Trattamento di trasferta

1.A decorrere dal 31 dicembre 2024 e a valere dal 2025, l'indennita' di missione prevista dall'articolo 10, comma 1, lettera a), del decreto del Presidente della Repubblica 17 giugno 2022, n. 120, per il personale direttivo del Corpo nazionale dei vigili del fuoco, di cui all'articolo 1 del presente decreto, e' rideterminata in euro 24,00;

2.Con la medesima decorrenza del comma 1, le lettere a) e b) dell'articolo 10, comma 2, del decreto del Presidente della Repubblica 17 giugno 2022, n. 120, sono sostituite dalle seguenti: «a) al personale inviato in missione di durata superiore a dodici ore compete il rimborso delle spese documentate nel limite di euro 30,55 per un pasto e di complessivi euro 61,10 per due pasti, fermo restando che per incarichi di durata non inferiore a otto ore compete il rimborso di un solo pasto; b) i medesimi limiti di rimborso si applicano al personale in trasferta che dichiari di non aver potuto consumare i pasti per ragioni di servizio o per mancanza di strutture che ne consentano la consumazione pur avendone il diritto ai sensi della vigente normativa. E' consentito il rimborso del documento fiscale con dicitura "pasto completo."».

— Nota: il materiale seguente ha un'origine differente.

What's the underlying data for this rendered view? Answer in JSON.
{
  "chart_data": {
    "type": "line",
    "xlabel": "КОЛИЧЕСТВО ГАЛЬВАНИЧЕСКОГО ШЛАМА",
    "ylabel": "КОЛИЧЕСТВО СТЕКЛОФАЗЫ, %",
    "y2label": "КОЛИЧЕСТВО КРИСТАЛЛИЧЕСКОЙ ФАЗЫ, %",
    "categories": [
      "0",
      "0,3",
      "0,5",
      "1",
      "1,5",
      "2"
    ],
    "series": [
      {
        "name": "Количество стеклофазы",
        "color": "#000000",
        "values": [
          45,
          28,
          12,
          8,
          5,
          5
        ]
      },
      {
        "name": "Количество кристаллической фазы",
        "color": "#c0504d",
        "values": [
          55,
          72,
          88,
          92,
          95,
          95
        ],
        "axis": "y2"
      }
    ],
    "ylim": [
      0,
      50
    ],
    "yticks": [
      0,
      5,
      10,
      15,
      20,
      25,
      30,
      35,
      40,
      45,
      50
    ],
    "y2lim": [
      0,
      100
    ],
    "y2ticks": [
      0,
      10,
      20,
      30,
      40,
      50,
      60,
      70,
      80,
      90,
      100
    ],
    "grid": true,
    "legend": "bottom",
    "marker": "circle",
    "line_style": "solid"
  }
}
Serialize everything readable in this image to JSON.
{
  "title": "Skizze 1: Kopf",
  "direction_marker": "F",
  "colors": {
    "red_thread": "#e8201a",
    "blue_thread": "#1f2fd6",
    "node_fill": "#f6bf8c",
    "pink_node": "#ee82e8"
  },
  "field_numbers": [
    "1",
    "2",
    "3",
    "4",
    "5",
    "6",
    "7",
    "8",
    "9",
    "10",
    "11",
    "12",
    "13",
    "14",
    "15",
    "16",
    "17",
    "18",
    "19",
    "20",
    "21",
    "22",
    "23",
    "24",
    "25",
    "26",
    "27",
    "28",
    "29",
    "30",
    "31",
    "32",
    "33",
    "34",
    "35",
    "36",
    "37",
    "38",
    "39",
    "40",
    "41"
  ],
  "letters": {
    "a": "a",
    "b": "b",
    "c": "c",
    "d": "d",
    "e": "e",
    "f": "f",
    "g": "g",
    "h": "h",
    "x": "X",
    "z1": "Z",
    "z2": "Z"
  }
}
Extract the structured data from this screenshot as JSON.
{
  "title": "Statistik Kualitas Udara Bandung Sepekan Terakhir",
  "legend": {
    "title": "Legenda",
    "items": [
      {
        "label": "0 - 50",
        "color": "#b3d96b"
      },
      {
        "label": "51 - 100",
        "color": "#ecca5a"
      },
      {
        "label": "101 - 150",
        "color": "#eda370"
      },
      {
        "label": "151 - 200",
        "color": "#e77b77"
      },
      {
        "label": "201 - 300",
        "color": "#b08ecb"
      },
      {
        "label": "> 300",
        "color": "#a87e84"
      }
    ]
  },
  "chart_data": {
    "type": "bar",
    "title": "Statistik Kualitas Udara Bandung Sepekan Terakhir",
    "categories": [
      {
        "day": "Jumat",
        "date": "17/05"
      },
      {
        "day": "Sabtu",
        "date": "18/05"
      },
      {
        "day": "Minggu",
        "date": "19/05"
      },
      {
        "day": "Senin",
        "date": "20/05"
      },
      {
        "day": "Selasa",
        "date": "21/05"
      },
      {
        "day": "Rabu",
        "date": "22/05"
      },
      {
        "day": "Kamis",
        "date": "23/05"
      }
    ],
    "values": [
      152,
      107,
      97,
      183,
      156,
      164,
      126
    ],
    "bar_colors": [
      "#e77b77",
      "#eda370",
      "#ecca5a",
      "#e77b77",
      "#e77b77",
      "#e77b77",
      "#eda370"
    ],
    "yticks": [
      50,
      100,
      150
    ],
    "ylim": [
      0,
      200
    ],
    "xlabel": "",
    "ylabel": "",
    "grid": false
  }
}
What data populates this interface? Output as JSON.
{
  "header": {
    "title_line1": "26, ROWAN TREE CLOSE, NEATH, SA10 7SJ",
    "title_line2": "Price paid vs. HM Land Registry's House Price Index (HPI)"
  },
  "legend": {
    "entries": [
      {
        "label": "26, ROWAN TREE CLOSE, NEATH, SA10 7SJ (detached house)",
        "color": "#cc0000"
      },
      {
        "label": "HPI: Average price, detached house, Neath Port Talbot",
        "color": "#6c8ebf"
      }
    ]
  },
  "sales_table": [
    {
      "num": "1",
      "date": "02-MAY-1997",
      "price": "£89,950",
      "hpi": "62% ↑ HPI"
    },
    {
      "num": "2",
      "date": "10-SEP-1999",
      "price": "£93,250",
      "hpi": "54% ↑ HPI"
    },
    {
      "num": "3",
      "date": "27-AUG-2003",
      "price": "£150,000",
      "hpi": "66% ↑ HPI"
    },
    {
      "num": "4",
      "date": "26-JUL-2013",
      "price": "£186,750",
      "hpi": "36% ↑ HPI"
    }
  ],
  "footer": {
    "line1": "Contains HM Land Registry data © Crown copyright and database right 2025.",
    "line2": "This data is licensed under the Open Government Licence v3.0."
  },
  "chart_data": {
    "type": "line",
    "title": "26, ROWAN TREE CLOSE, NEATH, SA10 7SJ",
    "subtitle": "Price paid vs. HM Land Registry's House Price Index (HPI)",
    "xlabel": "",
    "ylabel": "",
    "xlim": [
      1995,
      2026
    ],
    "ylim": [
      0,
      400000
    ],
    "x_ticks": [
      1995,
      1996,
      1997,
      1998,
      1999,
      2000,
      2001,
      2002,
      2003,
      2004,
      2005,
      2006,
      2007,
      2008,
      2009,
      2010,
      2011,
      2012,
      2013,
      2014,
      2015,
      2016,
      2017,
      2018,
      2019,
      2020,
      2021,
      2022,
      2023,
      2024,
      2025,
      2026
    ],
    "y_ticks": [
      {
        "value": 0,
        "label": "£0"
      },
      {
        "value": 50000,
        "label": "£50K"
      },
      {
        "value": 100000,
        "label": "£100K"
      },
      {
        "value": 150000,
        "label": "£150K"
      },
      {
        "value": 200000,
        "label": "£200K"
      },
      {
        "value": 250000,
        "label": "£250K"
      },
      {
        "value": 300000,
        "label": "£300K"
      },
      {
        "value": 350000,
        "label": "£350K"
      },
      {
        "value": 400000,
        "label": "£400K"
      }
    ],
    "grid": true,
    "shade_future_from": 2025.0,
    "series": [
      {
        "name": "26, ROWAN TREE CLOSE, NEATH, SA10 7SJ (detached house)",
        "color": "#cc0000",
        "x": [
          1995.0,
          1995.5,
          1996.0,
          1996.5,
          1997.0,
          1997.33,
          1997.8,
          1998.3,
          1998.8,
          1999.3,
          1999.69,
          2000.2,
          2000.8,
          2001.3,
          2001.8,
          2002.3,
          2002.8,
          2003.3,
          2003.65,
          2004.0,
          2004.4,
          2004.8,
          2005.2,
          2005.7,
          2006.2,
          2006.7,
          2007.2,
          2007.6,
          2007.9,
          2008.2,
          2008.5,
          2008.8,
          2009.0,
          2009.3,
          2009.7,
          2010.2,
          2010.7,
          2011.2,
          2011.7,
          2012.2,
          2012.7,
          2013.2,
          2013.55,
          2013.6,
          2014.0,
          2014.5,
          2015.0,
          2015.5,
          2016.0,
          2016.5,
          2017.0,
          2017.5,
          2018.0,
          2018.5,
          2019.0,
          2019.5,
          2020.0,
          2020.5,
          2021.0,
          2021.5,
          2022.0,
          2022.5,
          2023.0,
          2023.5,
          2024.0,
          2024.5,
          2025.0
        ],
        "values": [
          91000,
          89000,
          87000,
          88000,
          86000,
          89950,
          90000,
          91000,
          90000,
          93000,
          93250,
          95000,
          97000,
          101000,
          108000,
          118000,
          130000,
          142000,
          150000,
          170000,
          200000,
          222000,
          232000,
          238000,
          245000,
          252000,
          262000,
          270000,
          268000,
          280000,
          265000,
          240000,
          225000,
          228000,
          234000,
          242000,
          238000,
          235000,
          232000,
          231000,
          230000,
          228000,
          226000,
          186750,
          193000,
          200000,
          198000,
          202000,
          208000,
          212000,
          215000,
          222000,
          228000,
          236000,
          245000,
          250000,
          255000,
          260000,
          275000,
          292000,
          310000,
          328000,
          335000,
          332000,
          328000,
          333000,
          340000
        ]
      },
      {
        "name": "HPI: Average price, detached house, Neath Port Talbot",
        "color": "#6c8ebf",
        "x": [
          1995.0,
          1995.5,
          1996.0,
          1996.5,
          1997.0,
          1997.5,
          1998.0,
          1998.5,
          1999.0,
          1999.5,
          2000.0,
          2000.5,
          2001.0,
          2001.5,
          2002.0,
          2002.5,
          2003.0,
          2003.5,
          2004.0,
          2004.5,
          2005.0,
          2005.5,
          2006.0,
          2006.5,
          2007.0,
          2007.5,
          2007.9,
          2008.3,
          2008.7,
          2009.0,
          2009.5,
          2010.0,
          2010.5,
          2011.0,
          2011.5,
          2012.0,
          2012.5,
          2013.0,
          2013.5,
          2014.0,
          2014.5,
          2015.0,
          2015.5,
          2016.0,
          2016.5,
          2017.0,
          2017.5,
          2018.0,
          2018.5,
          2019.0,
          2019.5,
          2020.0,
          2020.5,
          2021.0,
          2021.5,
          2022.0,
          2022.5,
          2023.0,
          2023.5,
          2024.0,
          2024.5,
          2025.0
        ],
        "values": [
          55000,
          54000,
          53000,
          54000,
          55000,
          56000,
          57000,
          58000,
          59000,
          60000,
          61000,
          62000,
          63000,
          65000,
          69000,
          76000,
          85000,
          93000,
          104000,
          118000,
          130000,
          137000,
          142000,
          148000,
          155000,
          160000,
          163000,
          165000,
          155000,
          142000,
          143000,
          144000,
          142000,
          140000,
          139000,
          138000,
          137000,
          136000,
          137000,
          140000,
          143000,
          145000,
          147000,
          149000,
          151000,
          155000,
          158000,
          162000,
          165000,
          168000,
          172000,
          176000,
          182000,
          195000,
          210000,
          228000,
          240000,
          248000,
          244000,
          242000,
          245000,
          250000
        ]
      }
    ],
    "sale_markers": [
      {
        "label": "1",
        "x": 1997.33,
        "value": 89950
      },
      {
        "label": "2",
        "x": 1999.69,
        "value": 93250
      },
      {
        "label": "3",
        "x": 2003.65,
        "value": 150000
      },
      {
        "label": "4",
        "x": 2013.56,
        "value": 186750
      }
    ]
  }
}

3.All'articolo 10 del decreto del Presidente della Repubblica 17 giugno 2022, n. 120, dopo il comma 12, e' inserito il seguente: «13. Il personale che, comandato in missione fuori dalla sede di servizio, utilizzi il mezzo aereo o il mezzo proprio senza la prevista autorizzazione e' rimborsato di una somma nel limite del costo del biglietto ferroviario a tariffa base.».